I imagine that if a government tour guide were to take me around North Korea, I wouldn't get to see much of North Korea.

I'd get to see specially constructed artifices, designed to make me believe North Korea was a dynamic, happy place, one of which I should be envious. It would be an attempt to make me believe in and prefer a world that isn't real for the sake of those who would rather keep reality to themselves.

For some odd reason, this is how I feel when I see the alleged future of wearable technology.

When I look at Google's Glass and Facebook's new purchase, Oculus Rift, I see an intention to persuade me that the world I see just isn't worth looking at.

Why bother to stare at the grimy buildings, the harrowed faces, and the knock-off designer clothes on bulging bodies, when I can be staring into a screen that's strapped to my face? Inside that screen would be news, games, and people that aren't necessarily real but are supposedly far more fascinating and colorful.

I've never understood the advantage of wearing something on your face. Yes, it frees your hands. But it also places a weight on your nose or a squeeze on your head. I wear glasses, and that's bad enough. The idea of wearing something more cumbersome and attention-seizing in order to get out of my current reality doesn't exactly make my heart want to goosestep and sing the Marseillaise.

At the heart, though, of this tech trend is the notion that a computer is simply more interesting than the outside world. It seems as if some tech types have always thought this. Now, they can foist that belief on to us.

It may well be that Mark Zuckerberg speculatively imagines that social networking will, in some bright future, be conducted entirely through divers' masks with Facebook logos on them. Let's face it, humanity has shown itself to be so spectacularly gullible that it might play along until it's too late. We're good at that.

But it's odd to imagine a life in which we've been persuaded that the physical world around us -- the live humans, the vibrant smells, the defecating pigeons, and the chugging noise of public transport -- should all be set aside in favor of a cartoon show happening in and on our heads.

There's a possibility that if screens are permanently perched on our noses, their ultimate role will be to screen us from what we thought we liked doing and summon us to a world that demands our constant time and attention.

It's a technologist's dream world, rather than a real human being's.

Google has begun to see the limitations. In suddenly realizing how some real people are beginning to react to Glass. It may be that these people are Luddites. It may also be that they're merely human.

In publishing a slightly defensive guide to how not to be an annoying nincompoop wearing Glass, the company tacitly acknowledged that not everyone shares its view of an appropriate future.

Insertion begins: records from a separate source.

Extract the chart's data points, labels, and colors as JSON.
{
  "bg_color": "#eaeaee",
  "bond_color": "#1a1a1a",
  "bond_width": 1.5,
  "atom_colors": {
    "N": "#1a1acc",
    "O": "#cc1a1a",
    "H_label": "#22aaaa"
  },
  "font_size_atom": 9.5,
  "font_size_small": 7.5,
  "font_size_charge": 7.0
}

I fancy that human needs have stayed constant for a long time. It's easy to imagine, though, that several of our newest technological creators believe that those needs can be fulfilled by a computer. For that, though, some tech creators believe they need to take over our faces.

I know that sometimes we put paper bags over our heads when our teams are playing very badly. It's sometimes tempting to believe that computers are some engineers' paper bags, a kind of protection from the real world. But do we really want to live inside some engineer's paper bag for all our lives?